Ces derniers jours, plusieurs éditorialistes ont appelé le gouvernement à "écouter" les avertissements de M. Sezer, ancien magistrat et farouche défenseur des principes laïques.

Le prédécesseur de M. Sezer, Süleyman Demirel, qui fut plusieurs fois Premier ministre, est également monté au créneau. Il a estimé que "tout le monde doit bien lire ce que dit le président", affirmant que "s’il le dit, ce n’est pas pour rien".

Depuis des années, bien avant même l’arrivée de l’AKP au pouvoir à la faveur d’élections législatives, les craintes d’"islamisation" de la fonction publique existaient dans le pays où la population est officiellement à 99% musulmane mais où les principes fondateurs de l’Etat sont strictement laïques.
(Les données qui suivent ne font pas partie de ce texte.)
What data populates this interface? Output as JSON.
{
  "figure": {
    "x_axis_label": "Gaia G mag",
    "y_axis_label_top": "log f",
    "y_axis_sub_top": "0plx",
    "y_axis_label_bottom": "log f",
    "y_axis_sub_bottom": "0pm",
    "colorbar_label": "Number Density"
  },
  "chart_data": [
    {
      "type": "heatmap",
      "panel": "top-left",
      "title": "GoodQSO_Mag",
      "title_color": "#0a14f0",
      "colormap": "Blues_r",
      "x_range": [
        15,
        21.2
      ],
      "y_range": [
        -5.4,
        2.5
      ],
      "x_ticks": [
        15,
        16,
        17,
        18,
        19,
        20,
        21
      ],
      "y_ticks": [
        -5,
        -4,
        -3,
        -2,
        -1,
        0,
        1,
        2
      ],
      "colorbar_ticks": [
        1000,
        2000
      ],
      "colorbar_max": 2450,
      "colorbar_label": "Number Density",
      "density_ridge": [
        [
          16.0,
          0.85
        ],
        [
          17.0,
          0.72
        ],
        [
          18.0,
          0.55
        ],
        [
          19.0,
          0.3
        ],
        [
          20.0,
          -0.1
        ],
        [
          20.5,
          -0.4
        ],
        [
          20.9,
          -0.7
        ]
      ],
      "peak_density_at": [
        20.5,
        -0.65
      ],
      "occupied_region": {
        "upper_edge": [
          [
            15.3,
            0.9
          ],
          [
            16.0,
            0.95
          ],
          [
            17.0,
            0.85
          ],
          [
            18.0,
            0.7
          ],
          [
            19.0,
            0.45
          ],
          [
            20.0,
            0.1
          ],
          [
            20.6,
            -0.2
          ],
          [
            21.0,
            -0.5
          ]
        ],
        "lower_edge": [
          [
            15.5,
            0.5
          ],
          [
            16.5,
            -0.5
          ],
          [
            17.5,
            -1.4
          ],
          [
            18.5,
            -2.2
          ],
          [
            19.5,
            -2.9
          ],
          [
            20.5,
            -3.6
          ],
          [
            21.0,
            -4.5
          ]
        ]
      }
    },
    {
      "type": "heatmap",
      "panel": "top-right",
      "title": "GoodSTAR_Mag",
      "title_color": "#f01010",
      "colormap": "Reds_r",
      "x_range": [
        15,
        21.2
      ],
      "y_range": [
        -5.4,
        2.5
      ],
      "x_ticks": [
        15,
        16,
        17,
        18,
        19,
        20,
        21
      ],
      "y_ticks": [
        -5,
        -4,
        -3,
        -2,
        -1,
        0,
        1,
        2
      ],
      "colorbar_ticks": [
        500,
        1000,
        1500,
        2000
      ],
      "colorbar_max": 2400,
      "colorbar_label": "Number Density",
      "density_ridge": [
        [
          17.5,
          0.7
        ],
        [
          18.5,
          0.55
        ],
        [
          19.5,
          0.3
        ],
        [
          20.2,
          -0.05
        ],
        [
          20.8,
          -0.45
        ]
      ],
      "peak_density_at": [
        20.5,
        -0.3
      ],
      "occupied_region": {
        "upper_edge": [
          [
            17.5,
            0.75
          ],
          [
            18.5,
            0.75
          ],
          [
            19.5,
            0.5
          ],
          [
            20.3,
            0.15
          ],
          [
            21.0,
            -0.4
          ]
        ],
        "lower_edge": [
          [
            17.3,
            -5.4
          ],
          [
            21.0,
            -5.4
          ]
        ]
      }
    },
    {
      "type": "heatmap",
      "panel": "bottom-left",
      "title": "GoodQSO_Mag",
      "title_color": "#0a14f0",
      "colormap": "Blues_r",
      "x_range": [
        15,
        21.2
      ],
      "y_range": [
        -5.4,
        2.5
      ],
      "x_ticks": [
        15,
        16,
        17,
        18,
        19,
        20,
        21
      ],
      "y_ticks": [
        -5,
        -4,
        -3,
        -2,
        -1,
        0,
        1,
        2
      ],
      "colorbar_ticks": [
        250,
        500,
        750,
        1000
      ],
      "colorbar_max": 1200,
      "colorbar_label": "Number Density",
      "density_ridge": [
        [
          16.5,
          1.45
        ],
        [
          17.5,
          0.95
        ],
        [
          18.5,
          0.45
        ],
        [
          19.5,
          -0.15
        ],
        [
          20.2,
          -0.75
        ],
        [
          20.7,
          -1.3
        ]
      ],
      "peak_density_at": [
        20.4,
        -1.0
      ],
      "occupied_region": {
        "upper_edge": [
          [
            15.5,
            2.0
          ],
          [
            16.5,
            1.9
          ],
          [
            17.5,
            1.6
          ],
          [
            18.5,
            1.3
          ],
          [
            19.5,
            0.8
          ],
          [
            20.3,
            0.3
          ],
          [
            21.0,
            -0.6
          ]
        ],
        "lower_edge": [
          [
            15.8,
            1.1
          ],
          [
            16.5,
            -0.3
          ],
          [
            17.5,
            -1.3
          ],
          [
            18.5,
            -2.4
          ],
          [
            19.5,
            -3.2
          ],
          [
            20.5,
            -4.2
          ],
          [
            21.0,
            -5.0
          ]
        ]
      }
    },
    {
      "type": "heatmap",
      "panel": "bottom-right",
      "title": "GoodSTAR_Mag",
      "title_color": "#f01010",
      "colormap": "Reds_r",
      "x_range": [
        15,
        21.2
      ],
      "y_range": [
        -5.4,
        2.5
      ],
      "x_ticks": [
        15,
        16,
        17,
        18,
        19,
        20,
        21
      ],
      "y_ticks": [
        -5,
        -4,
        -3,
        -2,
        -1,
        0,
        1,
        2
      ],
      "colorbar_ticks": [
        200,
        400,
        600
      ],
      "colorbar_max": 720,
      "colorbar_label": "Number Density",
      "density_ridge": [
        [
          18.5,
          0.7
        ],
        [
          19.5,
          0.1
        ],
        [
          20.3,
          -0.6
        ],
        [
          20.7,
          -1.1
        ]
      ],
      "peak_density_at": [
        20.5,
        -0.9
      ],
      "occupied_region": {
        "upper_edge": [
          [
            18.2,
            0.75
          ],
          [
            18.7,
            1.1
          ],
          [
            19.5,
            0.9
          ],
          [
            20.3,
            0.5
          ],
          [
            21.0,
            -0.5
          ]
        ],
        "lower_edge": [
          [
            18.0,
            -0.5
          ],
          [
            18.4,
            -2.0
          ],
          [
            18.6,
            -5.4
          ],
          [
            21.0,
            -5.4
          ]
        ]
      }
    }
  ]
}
Cependant c’est la première fois dans l’histoire de la Turquie, fondée en 1923, par Mustafa Kemal Atatürk, qui a placé la laïcité à la base de l’Etat, qu’un parti issu de la mouvance islamiste gouverne seul. Plusieurs tentatives de l’AKP de briser ce principe fondateur se sont heurtées à la hiérarchie pro-laïque.
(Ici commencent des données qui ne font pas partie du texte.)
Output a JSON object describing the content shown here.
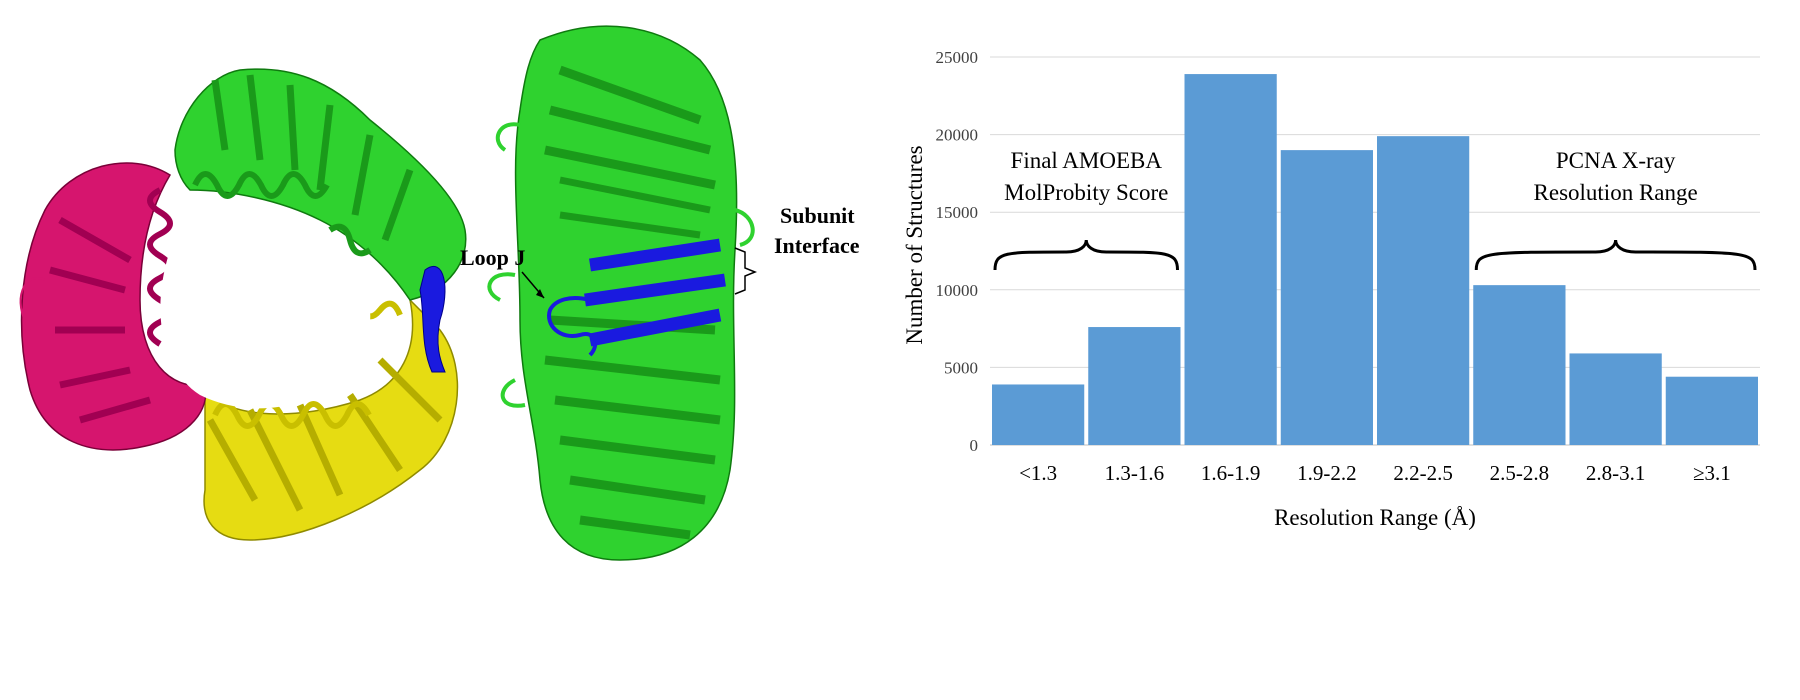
{
  "molecule_labels": {
    "loop": "Loop J",
    "interface_line1": "Subunit",
    "interface_line2": "Interface"
  },
  "colors": {
    "green": "#2fd22f",
    "dark_green": "#1a9a1a",
    "magenta": "#d6156e",
    "yellow": "#e6dc12",
    "blue": "#1a1adf",
    "bar": "#5b9bd5"
  },
  "chart_data": {
    "type": "bar",
    "categories": [
      "<1.3",
      "1.3-1.6",
      "1.6-1.9",
      "1.9-2.2",
      "2.2-2.5",
      "2.5-2.8",
      "2.8-3.1",
      "≥3.1"
    ],
    "values": [
      3900,
      7600,
      23900,
      19000,
      19900,
      10300,
      5900,
      4400
    ],
    "title": "",
    "xlabel": "Resolution Range (Å)",
    "ylabel": "Number of Structures",
    "ylim": [
      0,
      25000
    ],
    "yticks": [
      0,
      5000,
      10000,
      15000,
      20000,
      25000
    ],
    "grid": true,
    "annotations": [
      {
        "lines": [
          "Final AMOEBA",
          "MolProbity Score"
        ],
        "spans": [
          "<1.3",
          "1.3-1.6"
        ]
      },
      {
        "lines": [
          "PCNA X-ray",
          "Resolution Range"
        ],
        "spans": [
          "2.5-2.8",
          "≥3.1"
        ]
      }
    ]
  }
}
Ainsi l’an dernier, l’AKP, qui est souvent accusé par ses détracteurs de conserver en secret un programme islamiste, avait provoqué un tollé en proposant de lever les restrictions pesant sur l’accès aux universités d’élèves provenant des écoles religieuses, dont est également issu M. Erdogan.

Le projet avait finalement été abandonné.

Le président de la République ayant des prérogatives limitées, le principal contre-pouvoir potentiel contre une éventuelle dé-laïcisation, même partielle, de l’État, reste les forces armées et la haute fonction publique que les milieux islamistes souhaitent infiltrer.

Un commentateur du journal à gros tirage Hürriyet estimait que le gouvernement Erdogan "éloigne" le pays de la laïcité. "Vers où dérive la Turquie (...) aux mains d’un parti arrivé au pouvoir avec 34% des suffrages", se demandait Emin Cölasan.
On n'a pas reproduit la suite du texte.